La casa de Conde de Toreno tenía moqueta. Una moqueta verde sintética que parecía un estropajo. Un día, jugando con la lupa al lado de la ventana de la salita –la habitación que no era salón ni tampoco dormía en ella nadie–, vi que aquel suelo sucumbía bajo el poder de los rayos de sol concentrados. En un primer momento, consciente de que aquello no estaba bien, me limitaba a achicharrar un par de pelillos verdes de aquella tapicería. Más tarde, enganchado a la droga de la destrucción doméstica, seguía un poco más, hasta que se formaban pequeños círculos negros. El siguiente paso era apurar y apurar, hasta que la combustión dejaba ver el subsuelo de terrazo. Pronto instruí a mis hermanos pequeños en la piromanía solar.

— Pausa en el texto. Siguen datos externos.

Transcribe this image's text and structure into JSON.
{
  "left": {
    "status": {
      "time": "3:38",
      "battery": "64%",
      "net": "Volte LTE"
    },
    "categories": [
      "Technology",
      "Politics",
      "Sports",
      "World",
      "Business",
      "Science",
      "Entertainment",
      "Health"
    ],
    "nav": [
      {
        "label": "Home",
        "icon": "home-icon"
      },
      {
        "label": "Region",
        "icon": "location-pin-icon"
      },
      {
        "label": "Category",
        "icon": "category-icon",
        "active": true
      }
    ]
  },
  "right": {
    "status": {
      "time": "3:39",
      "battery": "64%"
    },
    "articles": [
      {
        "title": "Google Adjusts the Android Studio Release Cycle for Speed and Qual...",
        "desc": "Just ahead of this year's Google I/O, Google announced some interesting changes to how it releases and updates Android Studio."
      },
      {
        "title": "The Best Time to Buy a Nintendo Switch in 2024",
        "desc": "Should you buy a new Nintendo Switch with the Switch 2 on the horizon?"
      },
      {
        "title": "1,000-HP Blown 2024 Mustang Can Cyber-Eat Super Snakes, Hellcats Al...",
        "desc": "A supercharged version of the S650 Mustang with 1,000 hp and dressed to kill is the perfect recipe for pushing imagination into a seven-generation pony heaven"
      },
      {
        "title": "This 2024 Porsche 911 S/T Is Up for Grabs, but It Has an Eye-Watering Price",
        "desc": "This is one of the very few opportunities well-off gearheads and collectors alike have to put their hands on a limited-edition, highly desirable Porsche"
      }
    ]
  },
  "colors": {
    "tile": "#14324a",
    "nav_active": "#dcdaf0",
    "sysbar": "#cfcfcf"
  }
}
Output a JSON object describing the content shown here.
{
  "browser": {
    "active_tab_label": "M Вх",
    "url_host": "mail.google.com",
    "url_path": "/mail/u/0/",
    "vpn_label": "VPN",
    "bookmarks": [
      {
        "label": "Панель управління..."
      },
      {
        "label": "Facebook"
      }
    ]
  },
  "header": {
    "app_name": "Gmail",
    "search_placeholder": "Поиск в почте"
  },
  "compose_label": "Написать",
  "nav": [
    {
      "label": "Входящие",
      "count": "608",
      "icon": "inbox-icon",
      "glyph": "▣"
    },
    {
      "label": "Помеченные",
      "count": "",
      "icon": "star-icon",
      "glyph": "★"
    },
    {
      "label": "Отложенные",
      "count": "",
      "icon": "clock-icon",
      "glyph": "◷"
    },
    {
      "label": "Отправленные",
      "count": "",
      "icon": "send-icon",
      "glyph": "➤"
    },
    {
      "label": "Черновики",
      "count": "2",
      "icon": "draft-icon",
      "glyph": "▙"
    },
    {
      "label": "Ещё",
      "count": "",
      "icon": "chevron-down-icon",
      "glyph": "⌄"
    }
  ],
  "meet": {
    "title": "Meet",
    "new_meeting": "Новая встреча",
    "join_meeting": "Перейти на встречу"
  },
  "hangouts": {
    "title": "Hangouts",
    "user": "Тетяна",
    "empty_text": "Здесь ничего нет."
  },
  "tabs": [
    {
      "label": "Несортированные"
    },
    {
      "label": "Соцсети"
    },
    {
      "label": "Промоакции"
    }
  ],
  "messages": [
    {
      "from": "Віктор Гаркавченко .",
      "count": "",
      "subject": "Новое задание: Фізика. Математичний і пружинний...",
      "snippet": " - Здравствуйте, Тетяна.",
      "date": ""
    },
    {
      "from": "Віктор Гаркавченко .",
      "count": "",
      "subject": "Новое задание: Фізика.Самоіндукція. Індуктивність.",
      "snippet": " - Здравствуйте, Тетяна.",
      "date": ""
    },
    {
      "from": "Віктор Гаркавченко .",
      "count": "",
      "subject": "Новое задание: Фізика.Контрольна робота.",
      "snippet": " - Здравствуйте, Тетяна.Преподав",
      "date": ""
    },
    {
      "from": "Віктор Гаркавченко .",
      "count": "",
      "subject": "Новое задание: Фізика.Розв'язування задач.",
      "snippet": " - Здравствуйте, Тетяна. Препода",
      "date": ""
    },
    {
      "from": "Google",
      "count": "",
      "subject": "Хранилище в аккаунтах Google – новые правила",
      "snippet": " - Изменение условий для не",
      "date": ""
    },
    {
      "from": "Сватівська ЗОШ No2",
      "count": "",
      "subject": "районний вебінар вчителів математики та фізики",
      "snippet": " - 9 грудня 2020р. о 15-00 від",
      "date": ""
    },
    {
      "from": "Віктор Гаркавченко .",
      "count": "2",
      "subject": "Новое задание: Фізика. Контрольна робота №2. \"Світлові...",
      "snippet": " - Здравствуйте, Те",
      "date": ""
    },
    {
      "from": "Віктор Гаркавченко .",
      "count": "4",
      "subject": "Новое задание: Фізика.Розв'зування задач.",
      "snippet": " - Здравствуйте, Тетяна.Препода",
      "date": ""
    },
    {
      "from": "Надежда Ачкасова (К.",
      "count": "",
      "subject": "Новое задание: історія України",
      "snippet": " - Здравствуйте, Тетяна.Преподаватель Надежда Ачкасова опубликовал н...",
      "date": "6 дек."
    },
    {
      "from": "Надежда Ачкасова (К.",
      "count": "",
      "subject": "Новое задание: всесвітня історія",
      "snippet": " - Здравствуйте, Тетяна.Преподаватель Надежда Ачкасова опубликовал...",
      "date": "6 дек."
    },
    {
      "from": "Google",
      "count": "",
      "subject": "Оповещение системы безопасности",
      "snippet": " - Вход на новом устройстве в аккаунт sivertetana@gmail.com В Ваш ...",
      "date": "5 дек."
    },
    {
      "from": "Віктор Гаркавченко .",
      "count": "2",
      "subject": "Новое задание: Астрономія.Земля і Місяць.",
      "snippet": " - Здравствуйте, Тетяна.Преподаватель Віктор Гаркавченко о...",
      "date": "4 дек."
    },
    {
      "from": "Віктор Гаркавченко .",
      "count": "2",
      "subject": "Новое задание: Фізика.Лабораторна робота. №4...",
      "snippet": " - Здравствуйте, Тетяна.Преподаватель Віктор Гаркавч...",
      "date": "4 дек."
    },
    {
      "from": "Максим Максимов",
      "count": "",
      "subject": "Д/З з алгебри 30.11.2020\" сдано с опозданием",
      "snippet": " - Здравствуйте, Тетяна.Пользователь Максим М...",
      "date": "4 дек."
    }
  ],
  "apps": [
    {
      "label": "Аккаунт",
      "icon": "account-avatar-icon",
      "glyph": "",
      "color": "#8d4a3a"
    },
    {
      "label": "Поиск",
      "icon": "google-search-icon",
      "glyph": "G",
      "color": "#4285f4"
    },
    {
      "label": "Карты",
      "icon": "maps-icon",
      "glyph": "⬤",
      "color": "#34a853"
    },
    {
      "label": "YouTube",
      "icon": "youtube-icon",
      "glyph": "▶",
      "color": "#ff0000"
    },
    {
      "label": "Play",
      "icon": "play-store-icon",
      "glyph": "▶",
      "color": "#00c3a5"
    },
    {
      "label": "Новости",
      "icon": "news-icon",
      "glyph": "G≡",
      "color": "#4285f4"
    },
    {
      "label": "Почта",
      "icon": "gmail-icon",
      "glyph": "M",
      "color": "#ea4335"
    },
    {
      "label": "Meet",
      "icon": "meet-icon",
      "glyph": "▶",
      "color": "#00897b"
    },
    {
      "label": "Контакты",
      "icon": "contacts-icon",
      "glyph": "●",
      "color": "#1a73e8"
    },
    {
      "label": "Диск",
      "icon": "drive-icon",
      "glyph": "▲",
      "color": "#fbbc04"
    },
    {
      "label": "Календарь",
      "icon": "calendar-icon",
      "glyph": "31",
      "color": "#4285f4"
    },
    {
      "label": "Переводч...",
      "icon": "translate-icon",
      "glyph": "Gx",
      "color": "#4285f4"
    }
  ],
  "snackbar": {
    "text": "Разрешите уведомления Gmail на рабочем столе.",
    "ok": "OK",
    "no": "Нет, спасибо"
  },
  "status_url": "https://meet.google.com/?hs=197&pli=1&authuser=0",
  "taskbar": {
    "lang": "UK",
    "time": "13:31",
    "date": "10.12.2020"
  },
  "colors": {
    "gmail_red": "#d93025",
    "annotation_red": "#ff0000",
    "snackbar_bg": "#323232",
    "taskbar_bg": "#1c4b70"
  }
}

Lógicamente, todo se hacía en absoluto secreto. Alguna vez nos vieron salir precipitados desde la ventana, y nos preguntaron qué estábamos haciendo mientras silbábamos (metafóricamente, pues todavía no sabíamos chiflar sonido ninguno con los labios). Pero un día mi padre nos pilló con las manos en la masa: entonces se dio cuenta de que las cortinas ocultaban un pequeño archipiélago de islas carbonizadas. Con los ojos como paelleras de fiesta mayor levantina nos echó tremenda ‘peta’ y nos aseguró que si aquello prendía de verdad salíamos todos como un churrasco. Mis hermanos soltaron entonces al unísono: «Darío nos enseñó». Y allí sentí que todo el peso de la culpa del mundo caía sobre mis infantiles hombros y que mis diminutas gónadas trepaban hasta la laringe. En ese instante fui consciente de la inflamabilidad de los derivados del petróleo y del peligro de mis acciones. Lupa confiscadísima, por supuesto. Pero, claro, a partir de ahí siempre que cae una nueva en mis manos adivinarán qué es lo primero que hago.